The World of ABCMouse.com: How It Can Help Your Child with Autism Learn
It’s no secret that a child with autism tunes right in to the world of computers because it makes sense to them and because they do not have to interact with live people. The children’s subscription service known as ABCMouse.com is ideal for these children because it begins with the most basic preschool curriculum and continues to build on the skills each child masters. All of the games, stories and songs that the children engage in on this website are immediately rewarded with virtual tickets that children can spend for virtual items in a virtual store inside the program.
The fun of the activities combined with the immediacy of the rewards speaks to the emotional and intellectual needs of an autistic child. They feel accomplished and their self-esteem is elevated by the immediate rewards and the challenges do not reach beyond the child’s current skill level. Your child does not feel frustrated nor will he or she feel defeated or bored because ABCMouse has so carefully tailored their program that it resembles many of the learning games children can play on a tablet or learning tablet system.
As your child levels up in skills, he or she also levels up in the virtual school in ABCMouse. You are able to see and track your child’s progress and monitor their strengths and weaknesses. Because it is the exact same cumulative curriculum many teachers use in their classrooms, you can see what grade level your child is actually at in every subject including writing, reading, math and science.
Has anyone used ABC Mouse?
If you are not sure about how ABCMouse.com can help your child with autism, the company frequently offers introductory prices of $1 for the first month, or forty to sixty percent off an entire year’s subscription.

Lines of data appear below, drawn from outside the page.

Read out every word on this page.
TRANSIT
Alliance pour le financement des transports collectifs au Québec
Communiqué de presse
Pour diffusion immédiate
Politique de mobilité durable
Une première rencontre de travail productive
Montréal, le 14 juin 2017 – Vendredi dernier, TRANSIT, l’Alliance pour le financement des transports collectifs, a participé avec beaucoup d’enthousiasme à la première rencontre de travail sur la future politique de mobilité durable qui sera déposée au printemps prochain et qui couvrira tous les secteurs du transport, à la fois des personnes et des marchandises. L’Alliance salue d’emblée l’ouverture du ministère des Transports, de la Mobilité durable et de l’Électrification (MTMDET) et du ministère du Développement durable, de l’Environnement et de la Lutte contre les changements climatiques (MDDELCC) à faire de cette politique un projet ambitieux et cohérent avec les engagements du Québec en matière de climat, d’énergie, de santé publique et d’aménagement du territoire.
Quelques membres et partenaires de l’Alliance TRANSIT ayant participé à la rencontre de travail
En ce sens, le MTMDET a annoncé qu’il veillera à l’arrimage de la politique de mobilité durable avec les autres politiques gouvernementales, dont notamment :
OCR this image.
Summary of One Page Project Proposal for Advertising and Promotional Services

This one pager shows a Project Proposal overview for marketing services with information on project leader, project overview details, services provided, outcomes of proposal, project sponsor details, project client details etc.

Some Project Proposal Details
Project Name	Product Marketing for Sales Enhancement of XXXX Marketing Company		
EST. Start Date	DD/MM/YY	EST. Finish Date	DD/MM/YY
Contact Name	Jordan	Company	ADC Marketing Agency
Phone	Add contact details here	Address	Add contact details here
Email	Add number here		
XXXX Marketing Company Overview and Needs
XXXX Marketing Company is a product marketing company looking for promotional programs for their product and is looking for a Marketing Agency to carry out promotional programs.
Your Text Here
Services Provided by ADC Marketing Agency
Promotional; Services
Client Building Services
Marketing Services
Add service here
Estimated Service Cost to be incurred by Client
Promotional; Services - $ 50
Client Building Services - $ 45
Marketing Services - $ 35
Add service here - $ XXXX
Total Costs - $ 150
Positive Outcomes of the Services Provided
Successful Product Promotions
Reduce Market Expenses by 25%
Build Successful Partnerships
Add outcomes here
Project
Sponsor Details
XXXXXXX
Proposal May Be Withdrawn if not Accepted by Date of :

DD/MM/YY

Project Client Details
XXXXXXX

Even if your autistic child does not take to the program, your “normal” children will, and it will help them catch up to their peers. The program starts out at the preschool level and advances your child when he or she is ready, all the way up to the sixth grade. You do not have to do previous school year levels either. If you jump in when your autistic son or daughter is in the second grade, the program still continues onward as if your child had started the program in an earlier skill/ grade level. It really is the only program of its kind.
The program simulates home schooling in many ways as well. If you already home-school your special needs children, then this program can be easily incorporated into the curriculum and even support the home-school curriculum you already use. The benefits far exceed and outweigh any educational deficit you could possibly dream up, and you should at least give it a try at the $1 introductory price.
I would appreciate it if you would refer to other children as average NOT normal. Autistic children are normal in every right. That is offensive to claim that Autistic children are not normal children.
Thank you I agree I was ready to buy until I saw normal!
Good grief. My son with autism is not a normal child, and I’m not offended at that terminology in the least. (He isn’t offended, either.)
Hi there Tara this is Shiba simao
I also have a son that has autism too as well and I’ve been using ABCmouse off and on since he was about 10 months old and it does help out alot an I just wish Society and the community would teach the children of autism at there schools& and I have more activity centers and outings for toddlers&teens and adults with autism No Matter What stages of the autism spectrum disorder in the Contra Costa County areas like in pittsburg&Antioch& Oakley Brentwood, CA
i also agree we need to accept our kids are different and there is no shame on that
I am sure the author did not mean to offend anyone with the use of the term “normal”. Referring to them as “non-autistic” may have been a better way to state it But I’m sure everyone understood what was meant.
My 2 year old autistic child is absolutely “normal” in every way. He is just like any other child, expect he does not talk, but he most definitely has his own ways of communicating his needs to his myself and his father. Like any other child. It is screwed up in every way, for you to address autistic children as abnormal.
I have a grandson with autism and he is very smart. He is 4 yrs old non-verbal. He loves his Kindal Fire and I was considering getting him ABC Mouse for Christmas it might have to wait another year because it is just to pricey for me right now but please get Someone to change the normal word to average and everybody lets forgive the person that did their advertising I am sure he or she did not mean to offend anybody.. Let us all try to live, love and support our love able normal children with autism. Lisa Dubose-Ginlack
Thank you. Exactly. But this see no reason to be offend.
He answered the question. And it would be conflict of interest of he ment In valugur way. This World is getting filled with to many over sensitive complainers. The point of the artical was it can engage a child on the spectrum. Get over it. Petty
Every autistic child is different. Some may like it. Most likely, the child will only be drawn to a certain part of the program. Mine liked only the puzzles and the math games. He did not like the music or painting. The parent has to use only sections to aid the child that supports those educational needs.
We stopped the subscription, but this was because of the music. Not all of the lessons let the user mute the background music, and my son would have meltdowns because he could not stop the music. Too much stimulation. Could you fix the program to allow for no background music options?
When I read the comments I thought I was going to find parents/ guardians of other autistic children who tried abcmouse but you all are just talking about the word “normal.” My son is 4 years old and he has autism and my two year old daughter doesn’t. We tell her all the time that her brother is different (not normal) when she gets upset that he doesn’t want to play with her. I’m glad my son isn’t normal. But anyways, I tried abcmouse and my son does really well with it. Definitely worth the price.